I’m often reminded of it when I hear others – or even find myself – complaining about the things that annoy us.
The minute-long video features people in developing countries discussing issues that only those who are fairly well-off would actually consider “problems.”
“I hate it when my phone charger won’t reach my bed,” says one Haitian child.
“I hate it when I tell them no pickles and they still give me pickles,” says another.
The video is a promotional one created by the non-profit Water is Life – an organization that provides clean drinking water to those in desperate need – and it does a good job of proving a point.
The majority of what we consider to be problems have more to do with inconvenience and things that make our lives easier. It’s more about desire than necessity, or wants versus needs.
When I purchased a new vehicle earlier this year, there were two key features I was looking for – four-wheel drive and remote start. While the first was a necessity for winter driving and the different types of terrain my job takes me through, the second was an added bonus that I deemed a must-have after discovering just how much easier it made my life when my last vehicle had it. Heated seats are also a nice perk, but is it really necessary? Should these things really matter if you have a reliable vehicle?
We’ve all been told by our parents and grandparents that listening to someone else’s problems can make our own seem irrelevant. And it’s true.
When I catch myself starting to feel frustrated or sorry for myself because of a situation, I try to listen to that nagging voice in the back of my head asking if it isn’t a First World problem.
Whether we realize it or not, we are a very spoiled demographic here in North America.
It doesn’t help that we’re bombarded with advertisements telling us how much we need the latest electronics or gadgets that hit the market.
I’ve never been on a mission trip, but friends who have in the past have recalled just how guilty they feel when they return home to plunk themselves on their leather couches and flip on their 50-inch TV. I don’t blame them.
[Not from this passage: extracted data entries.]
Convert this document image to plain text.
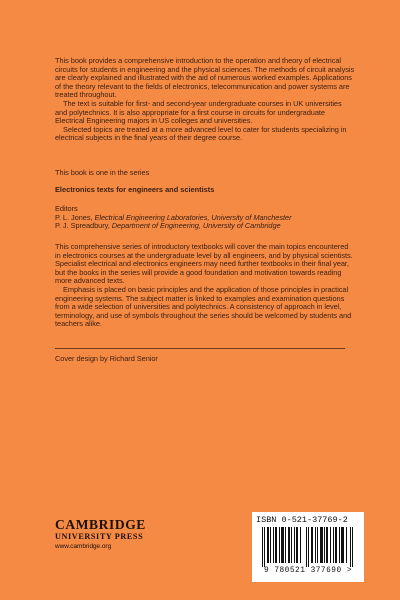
This book provides a comprehensive introduction to the operation and theory of electrical circuits for students in engineering and the physical sciences. The methods of circuit analysis are clearly explained and illustrated with the aid of numerous worked examples. Applications of the theory relevant to the fields of electronics, telecommunication and power systems are treated throughout.

The text is suitable for first- and second-year undergraduate courses in UK universities and polytechnics. It is also appropriate for a first course in circuits for undergraduate Electrical Engineering majors in US colleges and universities.

Selected topics are treated at a more advanced level to cater for students specializing in electrical subjects in the final years of their degree course.

This book is one in the series

Electronics texts for engineers and scientists

Editors

P. L. Jones, Electrical Engineering Laboratories, University of Manchester

P. J. Spreadbury, Department of Engineering, University of Cambridge

This comprehensive series of introductory textbooks will cover the main topics encountered in electronics courses at the undergraduate level by all engineers, and by physical scientists. Specialist electrical and electronics engineers may need further textbooks in their final year, but the books in the series will provide a good foundation and motivation towards reading more advanced texts.

Emphasis is placed on basic principles and the application of those principles in practical engineering systems. The subject matter is linked to examples and examination questions from a wide selection of universities and polytechnics. A consistency of approach in level, terminology, and use of symbols throughout the series should be welcomed by students and teachers alike.

Cover design by Richard Senior

CAMBRIDGE
UNIVERSITY PRESS
www.cambridge.org
ISBN 0-521-37769-2
9 780521 377690 >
It’s hard to understand how we can be born into families and countries that are well-off while others aren’t so lucky.
Although our lives aren’t perfect and even people in developed countries have problems, when you consider the way some people are forced to live it really puts life into perspective. Is the inability to find a parking spot close to the mall entrance really that big of an issue compared to the single parent who doesn’t even know if she can afford to put gas in her car this week? Is it worth freaking out at the drive-thru attendant who forgot to put ketchup on your burger when some people don’t even know what it’s like to have three meals a day, let alone have the luxury of eating out?
Breaking it down to basics, when you have your health, safety and financial stability, you know you are blessed. It’s not until we lose one of those that we realize how good we had it.